Banks Have To Accept Government Investment
The NY Times reports that the $700 Billion TARP has been revised to directly funnel money to nine banks.
Treasury Secretary Henry M. Paulson Jr. outlined the plan to nine of the nation’s leading bankers at an afternoon meeting, officials said. He essentially told the participants that they would have to accept government investment for the good of the American financial system.
The nine investments appear to be: Citigroup (c), Bank of America (BAC), Wells Fargo (WFC), Goldman Sachs (GS) and JPMorgan Chase (JPM), Morgan Stanley (MS), Bank of New York Mellon (BK) and Merrill Lynch and State Street Corp. (STT).

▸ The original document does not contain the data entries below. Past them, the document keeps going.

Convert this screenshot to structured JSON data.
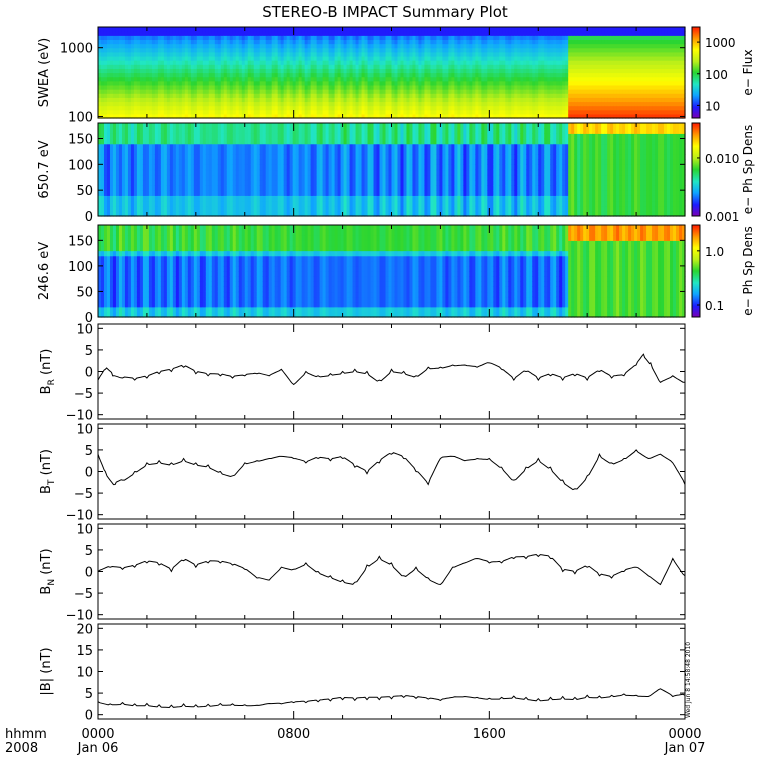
{
  "title": "STEREO-B IMPACT Summary Plot",
  "timestamp_note": "Wed Jun  8 14:58:48 2010",
  "x_axis": {
    "corner_label_1": "hhmm",
    "corner_label_2": "2008",
    "ticks": [
      {
        "time": "0000",
        "date": "Jan 06",
        "hour": 0
      },
      {
        "time": "0800",
        "date": "",
        "hour": 8
      },
      {
        "time": "1600",
        "date": "",
        "hour": 16
      },
      {
        "time": "0000",
        "date": "Jan 07",
        "hour": 24
      }
    ],
    "range_hours": [
      0,
      24
    ]
  },
  "colors": {
    "colormap": [
      "#7a00b4",
      "#1c1cff",
      "#0fa5ff",
      "#21e6c4",
      "#2ad531",
      "#b9ef1a",
      "#ffff00",
      "#ff9b00",
      "#ff1a00"
    ],
    "line": "#000000"
  },
  "chart_data": [
    {
      "type": "heatmap",
      "panel": "swea",
      "ylabel": "SWEA (eV)",
      "y_scale": "log",
      "ylim": [
        95,
        2000
      ],
      "yticks": [
        100,
        1000
      ],
      "ytick_labels": [
        "100",
        "1000"
      ],
      "colorbar_label": "e− Flux",
      "colorbar_scale": "log",
      "colorbar_range": [
        4,
        3000
      ],
      "colorbar_ticks": [
        10,
        100,
        1000
      ],
      "colorbar_tick_labels": [
        "10",
        "100",
        "1000"
      ]
    },
    {
      "type": "heatmap",
      "panel": "pad_650",
      "ylabel": "650.7 eV",
      "ylim": [
        0,
        180
      ],
      "yticks": [
        0,
        50,
        100,
        150
      ],
      "ytick_labels": [
        "0",
        "50",
        "100",
        "150"
      ],
      "colorbar_label": "e− Ph Sp Dens",
      "colorbar_scale": "log",
      "colorbar_range": [
        0.001,
        0.04
      ],
      "colorbar_ticks": [
        0.001,
        0.01
      ],
      "colorbar_tick_labels": [
        "0.001",
        "0.010"
      ]
    },
    {
      "type": "heatmap",
      "panel": "pad_246",
      "ylabel": "246.6 eV",
      "ylim": [
        0,
        180
      ],
      "yticks": [
        0,
        50,
        100,
        150
      ],
      "ytick_labels": [
        "0",
        "50",
        "100",
        "150"
      ],
      "colorbar_label": "e− Ph Sp Dens",
      "colorbar_scale": "log",
      "colorbar_range": [
        0.06,
        3
      ],
      "colorbar_ticks": [
        0.1,
        1.0
      ],
      "colorbar_tick_labels": [
        "0.1",
        "1.0"
      ]
    },
    {
      "type": "line",
      "panel": "br",
      "ylabel_main": "B",
      "ylabel_sub": "R",
      "ylabel_unit": " (nT)",
      "ylim": [
        -11,
        11
      ],
      "yticks": [
        -10,
        -5,
        0,
        5,
        10
      ],
      "ytick_labels": [
        "−10",
        "−5",
        "0",
        "5",
        "10"
      ],
      "x": [
        0,
        0.3,
        0.6,
        1,
        1.5,
        2,
        2.5,
        3,
        3.5,
        4,
        4.5,
        5,
        5.5,
        6,
        6.5,
        7,
        7.5,
        8,
        8.5,
        9,
        9.5,
        10,
        10.5,
        11,
        11.5,
        12,
        12.5,
        13,
        13.5,
        14,
        14.5,
        15,
        15.5,
        16,
        16.5,
        17,
        17.5,
        18,
        18.5,
        19,
        19.5,
        20,
        20.5,
        21,
        21.5,
        22,
        22.3,
        22.6,
        23,
        23.5,
        24
      ],
      "y": [
        -2,
        0.5,
        -1,
        -1.5,
        -2,
        -1.5,
        -0.5,
        0,
        1,
        -0.5,
        -1,
        -1,
        -1.5,
        -1,
        -0.5,
        -1,
        0.5,
        -3,
        0,
        -1,
        -0.5,
        0,
        0.5,
        0,
        -2,
        0.5,
        0,
        -1,
        1,
        1,
        1.5,
        1.5,
        1,
        2,
        0.5,
        -2,
        0,
        -2,
        -1,
        -2,
        -1,
        -2,
        0,
        -1.5,
        -1,
        1.5,
        4,
        2,
        -2.5,
        -1,
        -2.5
      ]
    },
    {
      "type": "line",
      "panel": "bt",
      "ylabel_main": "B",
      "ylabel_sub": "T",
      "ylabel_unit": " (nT)",
      "ylim": [
        -11,
        11
      ],
      "yticks": [
        -10,
        -5,
        0,
        5,
        10
      ],
      "ytick_labels": [
        "−10",
        "−5",
        "0",
        "5",
        "10"
      ],
      "x": [
        0,
        0.3,
        0.7,
        1,
        1.5,
        2,
        2.5,
        3,
        3.5,
        4,
        4.5,
        5,
        5.5,
        6,
        6.5,
        7,
        7.5,
        8,
        8.5,
        9,
        9.5,
        10,
        10.5,
        11,
        11.5,
        12,
        12.5,
        13,
        13.5,
        14,
        14.5,
        15,
        15.5,
        16,
        16.5,
        17,
        17.5,
        18,
        18.5,
        19,
        19.5,
        20,
        20.5,
        21,
        21.5,
        22,
        22.5,
        23,
        23.5,
        24
      ],
      "y": [
        4,
        0,
        -3,
        -2,
        0,
        2,
        2.5,
        2,
        3,
        2,
        1.5,
        0,
        -1,
        2,
        2.5,
        3,
        3.5,
        3,
        2,
        3,
        2.5,
        3,
        1,
        -0.5,
        2,
        4,
        3,
        0,
        -3,
        3,
        3.5,
        2.5,
        3,
        3,
        1,
        -2,
        1,
        3,
        1,
        -2,
        -4,
        -1,
        4,
        2,
        3,
        5,
        3,
        4,
        2,
        -3
      ]
    },
    {
      "type": "line",
      "panel": "bn",
      "ylabel_main": "B",
      "ylabel_sub": "N",
      "ylabel_unit": " (nT)",
      "ylim": [
        -11,
        11
      ],
      "yticks": [
        -10,
        -5,
        0,
        5,
        10
      ],
      "ytick_labels": [
        "−10",
        "−5",
        "0",
        "5",
        "10"
      ],
      "x": [
        0,
        0.5,
        1,
        1.5,
        2,
        2.5,
        3,
        3.5,
        4,
        4.5,
        5,
        5.5,
        6,
        6.5,
        7,
        7.5,
        8,
        8.5,
        9,
        9.5,
        10,
        10.5,
        11,
        11.5,
        12,
        12.5,
        13,
        13.5,
        14,
        14.5,
        15,
        15.5,
        16,
        16.5,
        17,
        17.5,
        18,
        18.5,
        19,
        19.5,
        20,
        20.5,
        21,
        21.5,
        22,
        22.5,
        23,
        23.5,
        24
      ],
      "y": [
        0,
        1,
        0.5,
        1,
        2,
        1.5,
        0,
        2.5,
        1,
        2,
        2,
        1.5,
        0.5,
        -1.5,
        -2,
        1,
        0.5,
        2,
        0,
        -1,
        -2,
        -2.5,
        1.5,
        3.5,
        2,
        -1,
        1,
        -1.5,
        -3,
        1,
        2,
        3,
        2,
        2,
        3,
        3,
        3.5,
        3,
        0,
        -0.5,
        1,
        -1,
        -1.5,
        0,
        1,
        -1,
        -3,
        3,
        -1
      ]
    },
    {
      "type": "line",
      "panel": "bmag",
      "ylabel_main": "|B|",
      "ylabel_sub": "",
      "ylabel_unit": " (nT)",
      "ylim": [
        -1,
        21
      ],
      "yticks": [
        0,
        5,
        10,
        15,
        20
      ],
      "ytick_labels": [
        "0",
        "5",
        "10",
        "15",
        "20"
      ],
      "x": [
        0,
        0.5,
        1,
        1.5,
        2,
        2.5,
        3,
        3.5,
        4,
        4.5,
        5,
        5.5,
        6,
        6.5,
        7,
        7.5,
        8,
        8.5,
        9,
        9.5,
        10,
        10.5,
        11,
        11.5,
        12,
        12.5,
        13,
        13.5,
        14,
        14.5,
        15,
        15.5,
        16,
        16.5,
        17,
        17.5,
        18,
        18.5,
        19,
        19.5,
        20,
        20.5,
        21,
        21.5,
        22,
        22.5,
        23,
        23.5,
        24
      ],
      "y": [
        3,
        2.5,
        2.8,
        2.5,
        2.6,
        2.3,
        2.2,
        2.5,
        2.3,
        2.4,
        2.6,
        2.5,
        2.3,
        2.2,
        2.6,
        2.5,
        2.8,
        2.8,
        3,
        3.2,
        3.5,
        3.3,
        3.5,
        3.5,
        3.7,
        4,
        3.8,
        3.6,
        3.3,
        4,
        4.2,
        4,
        3.8,
        4,
        4.3,
        4,
        3.7,
        4,
        4.2,
        4,
        4.5,
        4.3,
        4.5,
        4.8,
        4.5,
        4.2,
        6,
        4.2,
        4.5
      ]
    }
  ]
}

The preferred stock that each bank will have to issue will pay special dividends, at a 5 percent interest rate that will be increased to 9 percent after five years. The government will also receive warrants worth 15 percent of the face value of the preferred stock. For instance, if the government makes a $10 billion investment, then the government will receive $1.5 billion in warrants. If the stock goes up, taxpayers will share the benefits. If the stock goes down, the warrants will be worthless.
I don’t know where all this money is coming from, thin air I guess. And now analysts are estimating a budget deficit for 2009 of $2 Trillion!